You might be thinking, ok cool, how do we control the state and get the robot to do things? Well, great question! A+, you get a gold star. The way a control signal (or action) enters the robot will depend on the robot itself, but mathematically is defined in the same way. The control (or action) is commonly written as $a_t \in \mathbb{R}^m$ which is vector of real numbers of size $m$. For simplicity we will assume the the value of the controls can span the real number line, but there are control problems where the control is constrained to a bounded space (we won’t look at the now). Then the most general form to include the controls into the robot is to derive the dynamics $f$ with the control:

\[s_{t+1} = f(s_t, a_t)\]

where now $f(s,a) : \mathbb{R}^{n\times m} \to \mathbb{R}^n$ which tells us that the next state depends on the current state and the action that was chosen (this becomes a special case of a Markov decision process when you include the set of actions). If we were to add noise to this process we would have to consider a distribution of possible states that the robot can be in due to noise. We will address noisy processes in a later post as developing controllers for such systems requires a bit more leg work. Some assumptions that are typically required for $f$ is that it is continuous (does not make the state jump around sharply) and it is differentiable (we can take the derivative of $f$ with respect to the state and control).

Defining a robot task

What we are going to want to do now is have a way to measure how well the robot is doing at a task that we want the robot to do. The way we can do this is by creating an objective function $\ell (s, a) : \mathbb{R}^{n\times m} \to \mathbb{R}$ which takes in the state of the robot and the action and returns a value which indicates how good or bad the robot is doing (good implies reward function, bad implies cost function). As with the dynamics of the robot, we want this objective function to be continuous and differentiable.

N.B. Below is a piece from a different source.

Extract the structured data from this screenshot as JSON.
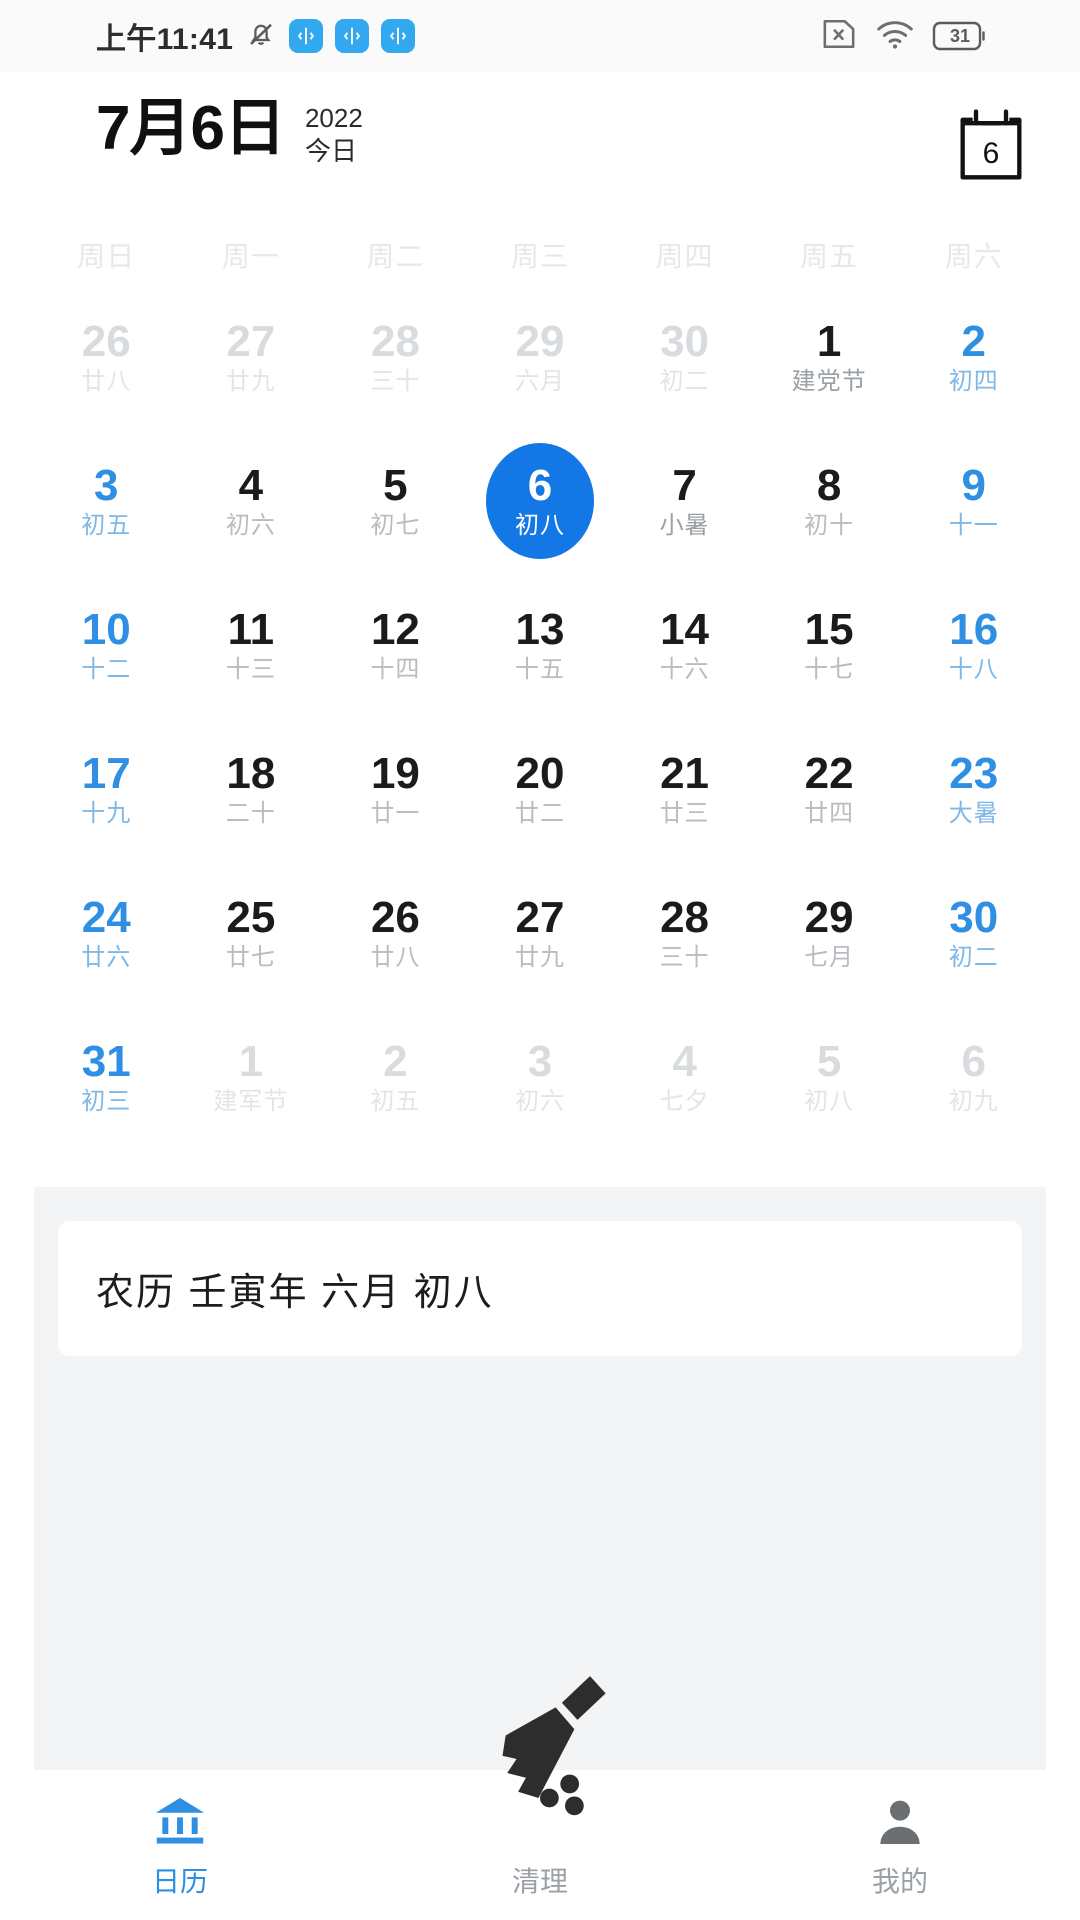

Starting at a measured state $s_0$ and given set of $T$ actions $a_{0:T-1} = ${ $a_0, \ldots, a_{T-1}$ } we can measure how well the robot can perform the task by applying the action at the state and evolving the state through time using the dynamics $f(s, a)$. Mathematically, we can write this objective as

\[\mathcal{J}(a_{0:T-1}, s_0) = \sum_{t=0}^{T-1} \ell(s_t, a_t) \\ \text{ subject to } s_{t+1} = f(s_t, a_t)\]

where $\mathcal{J}$ is commonly known as the objective function. Now, if you chose $\ell$ to be a reward function (measuring how well the robot does) in order to get the robot to do the task, you will want to maximize this objective subject to the sequence of controls $a$. The inverse is true if $\ell$ is a cost function (measuring how bad the robot is doing).

Receding horizon

For MPC, we solve this optimization at every time step and apply the first action $a_0$ to the robot and recycle the $a_{1:T-1}$ actions for the next optimization iteration (initializing the last control using some heuristic). This step can be written down as

\[a_{0:T-2} = a_{1:T-1} \\ a_{T-1} = a_\text{def}\]

where $a_\text{def}$ is a default initialization for an action. The state of the robot is measured and set to $s_0$ where the dynamics model is used to predict the value $\mathcal{J}$ from the action sequence $a_{0:T-1}$. We call this a receding horizon problem because the actions in the prediction horizon, $T$, is moving as time flows (see the image at the top of this post for an example description with slightly different notation). This is essentially the idea behind the receding horizon MPC approach. Solve the optimization problem every time a robot state measurement is received and replan the set of actions. This approach is has been shown to be pretty robust to model inaccuracies and sensor noise since replanning is updated based on the new measurement data. Solving the same problem without moving the horizon and remeasuring the state of the robot is the same as trajectory optimization

We still need to discuss what should be included in the objective function and the role of dynamics. In the following post, I will go over the special case where the dynamics of the robot are linear and we have a quadratic objective function.